Jesus lebt indes in Liebe und lehrt allen Menschen was das bedeutet, die es hören wollen. Das wahre Evangelium weist darauf hin, dass wir so lieben sollen, wie es Jesus sagt, um unsere Seele aus dem Tod zu erlösen. Denn dann werden wir leben. Wir leben nicht, wenn wir Jesus töten, sondern wenn wir ihn nicht töten wollen (was sowieso misslingt) und ihn lieben. 

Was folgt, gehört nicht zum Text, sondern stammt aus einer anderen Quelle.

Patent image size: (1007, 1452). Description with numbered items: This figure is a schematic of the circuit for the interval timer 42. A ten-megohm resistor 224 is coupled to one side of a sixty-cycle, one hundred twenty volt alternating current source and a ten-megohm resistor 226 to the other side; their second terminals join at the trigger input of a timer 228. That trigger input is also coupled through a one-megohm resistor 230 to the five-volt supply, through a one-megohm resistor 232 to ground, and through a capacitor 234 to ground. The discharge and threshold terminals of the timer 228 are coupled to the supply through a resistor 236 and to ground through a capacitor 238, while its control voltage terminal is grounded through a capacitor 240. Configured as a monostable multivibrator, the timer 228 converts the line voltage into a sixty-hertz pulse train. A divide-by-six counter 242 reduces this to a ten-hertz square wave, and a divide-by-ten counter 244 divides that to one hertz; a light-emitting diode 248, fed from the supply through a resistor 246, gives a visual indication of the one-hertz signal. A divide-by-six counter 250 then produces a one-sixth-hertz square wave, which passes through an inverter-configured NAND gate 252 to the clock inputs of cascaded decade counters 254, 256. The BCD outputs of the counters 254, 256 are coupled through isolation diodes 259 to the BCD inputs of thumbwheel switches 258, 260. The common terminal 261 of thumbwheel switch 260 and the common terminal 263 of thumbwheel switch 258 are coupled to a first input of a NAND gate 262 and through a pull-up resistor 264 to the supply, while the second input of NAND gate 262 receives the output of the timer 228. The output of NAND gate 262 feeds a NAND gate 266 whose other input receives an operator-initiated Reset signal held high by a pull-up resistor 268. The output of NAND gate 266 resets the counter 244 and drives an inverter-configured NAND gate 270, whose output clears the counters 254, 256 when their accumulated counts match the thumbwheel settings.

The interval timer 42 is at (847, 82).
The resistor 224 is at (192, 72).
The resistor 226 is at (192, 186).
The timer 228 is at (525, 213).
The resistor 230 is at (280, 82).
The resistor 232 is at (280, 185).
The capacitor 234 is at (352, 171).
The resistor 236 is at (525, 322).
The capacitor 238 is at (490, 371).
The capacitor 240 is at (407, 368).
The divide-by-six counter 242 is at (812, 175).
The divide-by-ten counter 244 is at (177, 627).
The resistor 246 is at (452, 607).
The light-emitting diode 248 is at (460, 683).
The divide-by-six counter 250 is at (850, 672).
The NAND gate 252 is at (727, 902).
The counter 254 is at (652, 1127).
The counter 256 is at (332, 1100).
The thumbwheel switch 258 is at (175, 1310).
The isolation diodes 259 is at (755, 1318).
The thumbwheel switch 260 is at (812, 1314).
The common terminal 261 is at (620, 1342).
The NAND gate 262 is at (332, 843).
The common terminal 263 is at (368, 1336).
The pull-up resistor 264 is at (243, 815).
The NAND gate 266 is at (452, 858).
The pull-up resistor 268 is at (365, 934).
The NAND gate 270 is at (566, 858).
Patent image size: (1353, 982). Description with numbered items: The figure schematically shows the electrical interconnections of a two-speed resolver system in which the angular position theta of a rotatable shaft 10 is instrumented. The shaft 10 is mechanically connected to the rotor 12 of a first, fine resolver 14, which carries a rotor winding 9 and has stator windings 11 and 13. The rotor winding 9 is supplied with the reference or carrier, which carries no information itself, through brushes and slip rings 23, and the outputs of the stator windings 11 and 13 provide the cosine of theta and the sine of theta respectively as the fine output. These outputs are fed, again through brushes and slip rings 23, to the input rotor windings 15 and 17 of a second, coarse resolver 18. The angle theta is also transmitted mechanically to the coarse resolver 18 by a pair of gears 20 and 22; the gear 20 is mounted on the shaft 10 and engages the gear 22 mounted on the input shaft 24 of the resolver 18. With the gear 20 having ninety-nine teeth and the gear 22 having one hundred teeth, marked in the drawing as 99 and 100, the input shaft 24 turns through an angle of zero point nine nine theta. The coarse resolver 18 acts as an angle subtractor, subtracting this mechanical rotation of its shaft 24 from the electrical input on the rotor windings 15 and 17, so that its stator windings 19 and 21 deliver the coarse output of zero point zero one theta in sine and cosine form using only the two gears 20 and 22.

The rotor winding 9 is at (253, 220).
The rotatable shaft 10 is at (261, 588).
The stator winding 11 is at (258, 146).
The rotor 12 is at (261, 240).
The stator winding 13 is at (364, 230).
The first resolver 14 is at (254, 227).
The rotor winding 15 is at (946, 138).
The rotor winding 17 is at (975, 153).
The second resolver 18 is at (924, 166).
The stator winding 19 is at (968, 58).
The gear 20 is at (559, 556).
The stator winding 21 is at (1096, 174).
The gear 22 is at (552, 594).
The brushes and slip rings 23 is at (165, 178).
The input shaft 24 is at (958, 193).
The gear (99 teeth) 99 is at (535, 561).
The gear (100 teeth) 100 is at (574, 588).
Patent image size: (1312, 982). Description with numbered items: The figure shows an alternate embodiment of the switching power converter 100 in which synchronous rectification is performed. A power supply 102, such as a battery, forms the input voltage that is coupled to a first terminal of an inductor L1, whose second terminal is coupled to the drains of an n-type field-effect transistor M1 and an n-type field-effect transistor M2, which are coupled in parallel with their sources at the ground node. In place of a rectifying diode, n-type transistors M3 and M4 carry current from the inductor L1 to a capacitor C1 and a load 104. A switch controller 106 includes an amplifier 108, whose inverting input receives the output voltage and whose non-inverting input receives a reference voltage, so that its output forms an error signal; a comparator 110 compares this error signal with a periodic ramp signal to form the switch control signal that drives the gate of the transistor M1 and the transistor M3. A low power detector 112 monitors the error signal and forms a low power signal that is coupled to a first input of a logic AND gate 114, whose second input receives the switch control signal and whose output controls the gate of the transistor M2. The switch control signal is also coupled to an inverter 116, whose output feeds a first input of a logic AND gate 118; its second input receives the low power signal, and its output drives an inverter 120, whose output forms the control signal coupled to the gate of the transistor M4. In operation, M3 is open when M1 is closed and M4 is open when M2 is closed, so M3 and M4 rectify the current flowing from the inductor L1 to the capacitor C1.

Mein Leben hängt also nicht davon ab, dass du mich liebst. Mein Leben hängt davon ab, dass ich liebe, auch dich. Wenn du mich nicht liebst, dann tötet mich das nicht, es tötet deine Seele. Wenn du mich kreuzigst, dann ist meine Seele deswegen nicht gekreuzigt, sondern deine Seele wird durch dein Werk gekreuzigt. Ich aber würde ebenso untergehen, wenn ich dich deswegen anklagen würde und aufhören würde, Mitleid mit deiner Seele zu haben, die wegen deiner Sünde im Tod ist. Denn ich liebe dich. Und ich will, dass du auferstehst. Das aber geschieht nur, wenn du in die Liebe eingehst und dein Gericht beendest.